The most recent adaptation of The Mystery of Edwin Drood starts off sticking pleasantly and, by and large, faithfully enough to what exists of Dickens' final novel. It is at its best as a character study of an increasingly insane John Jasper, driven to (remarkably calm) madness by the combined effects of desire and opium. Rosa Bud is more peppery than the usual Dickens ingenue and Drood is something of a twit, both of which are in line with the original text. The Landless twins are now explicitly Anglo-Indian, which is a legitimate reading of their ambiguous racial status in the novel (they are "both very dark, and very rich in color" [ch. 6]). As has been so frequently the case with Victorian literary adaptations, though, the production team introduces issues of race and empire without figuring out how to successfully integrate them with the original plot.

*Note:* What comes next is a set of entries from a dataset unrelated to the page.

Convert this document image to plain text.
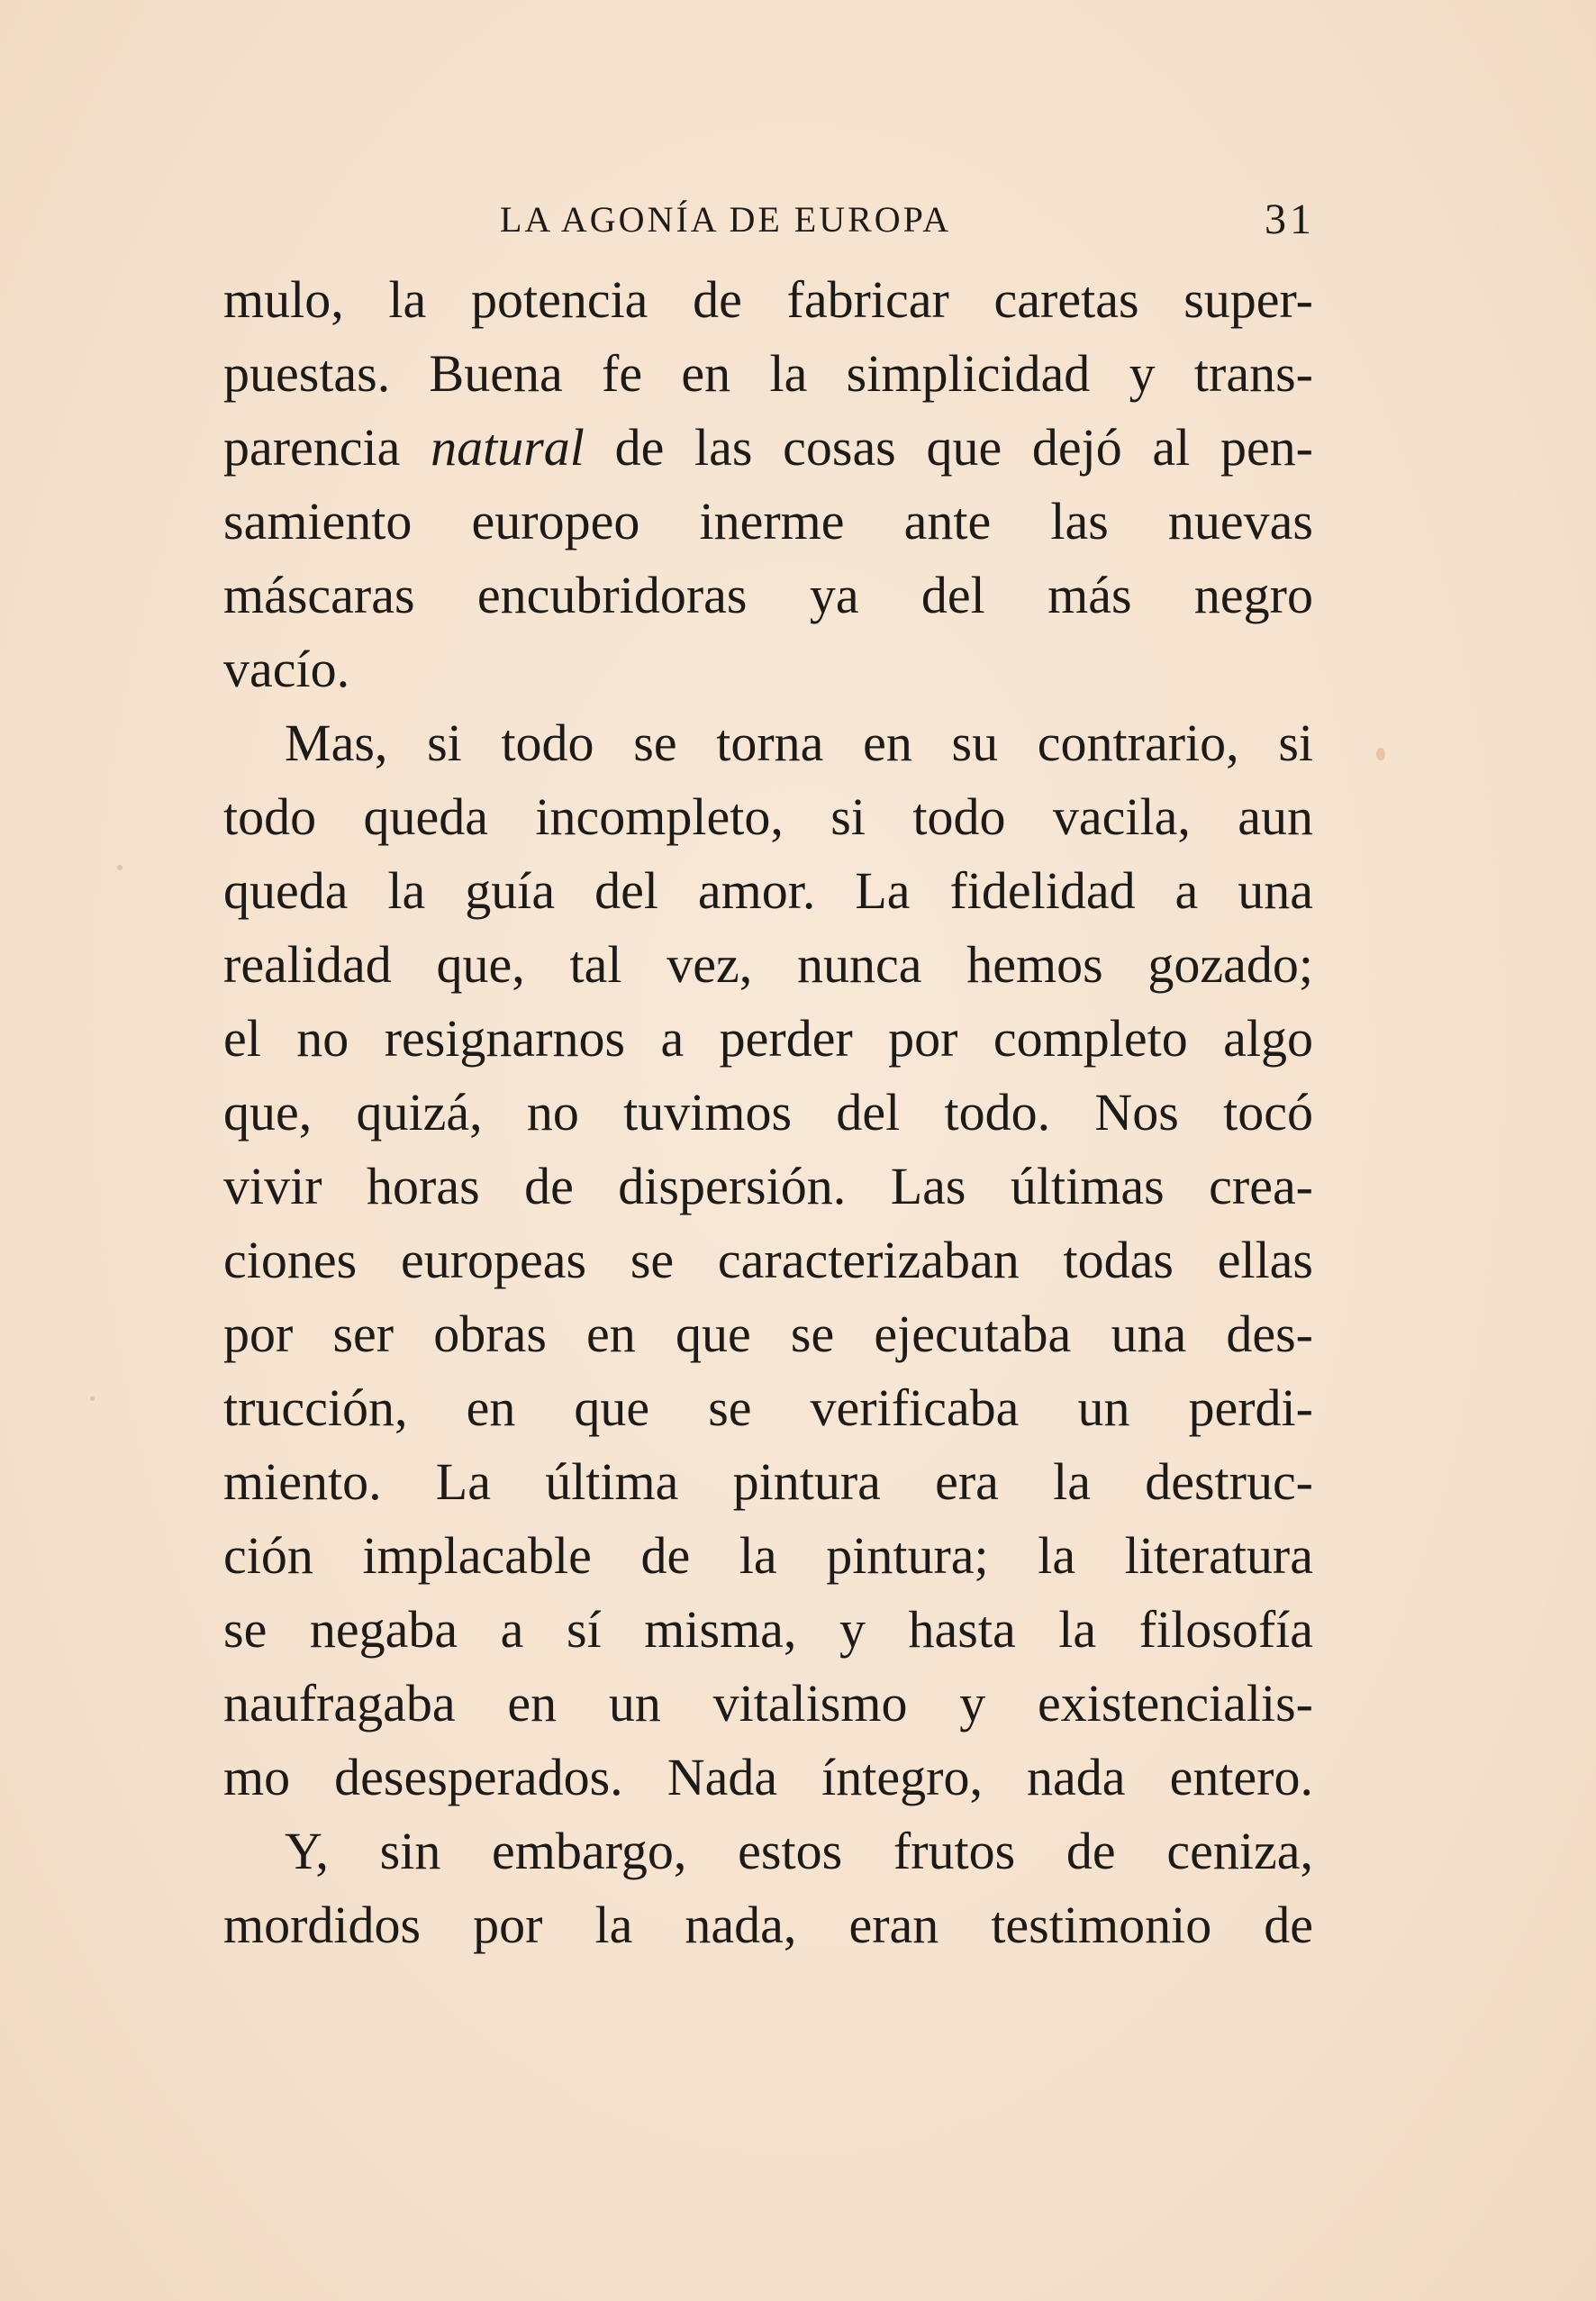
LA AGONÍA DE EUROPA	31
mulo, la potencia de fabricar caretas super-
puestas. Buena fe en la simplicidad y trans-
parencia natural de las cosas que dejó al pen-
samiento europeo inerme ante las nuevas
máscaras encubridoras ya del más negro
vacío.
Mas, si todo se torna en su contrario, si
todo queda incompleto, si todo vacila, aun
queda la guía del amor. La fidelidad a una
realidad que, tal vez, nunca hemos gozado;
el no resignarnos a perder por completo algo
que, quizá, no tuvimos del todo. Nos tocó
vivir horas de dispersión. Las últimas crea-
ciones europeas se caracterizaban todas ellas
por ser obras en que se ejecutaba una des-
trucción, en que se verificaba un perdi-
miento. La última pintura era la destruc-
ción implacable de la pintura; la literatura
se negaba a sí misma, y hasta la filosofía
naufragaba en un vitalismo y existencialis-
mo desesperados. Nada íntegro, nada entero.
Y, sin embargo, estos frutos de ceniza,
mordidos por la nada, eran testimonio de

On the one hand, the Landless twins register the kind of unthinking pain inflicted by the nineteenth-century equivalent of sex tourism, abandoned as they are to a life of suffering by their English father; on the other, Jasper's persecution of Neville now has heavily racialized implications that the adaptation simply drops like the proverbial stone, and one can only imagine what E. M. Forster would have to say about the allegorical implications of the pretty tableau of reconciliation at the end (complete with marriage proposal).
But good heavens, the wrap-up. "Solving" Drood is one of literature's great parlor games, although we know perfectly well whodunnit (Dickens kept telling people, after all). Here, the writer sticks to Dickens' villain, Jasper, but proceeds to throw all sorts of mind-blowing monkeywrenches into the plot. My reactions went something like this (spoilers ahoy):
TV: Hi, we're the Landless twins, and our dad is Edwin Drood. No, not the young one--the dead one. Did we mention that we're illegitimate?
ME: I know Dickens was all about unknown relatives/acquaintances/what-have-you stumbling over each other, but...really?
TV: I'm John Jasper, and my dad is also Edwin Drood! (The older one, I mean. Currently in a state of decomp.)
ME: This...I...what? No. I refuse.
TV: Hey, John again. Did I mention that I murdered my father in a fit of rage? And that all my angst over Edwin Drood (the cute one) is because Daddy loved him, and not me?
ME: But Daddy Drood has been dead for decades!
TV: HA! Fooled you. Never trust a funeral inscription.
ME: Please tell me that I'm hallucinating this. And why does Daddy only appear in flashback at the end? Isn't that some sort of dramatic cheating? Why didn't we just go for the solution used by the musical version of Drood, and have the audience vote on the killer's identity? It would make as much sense.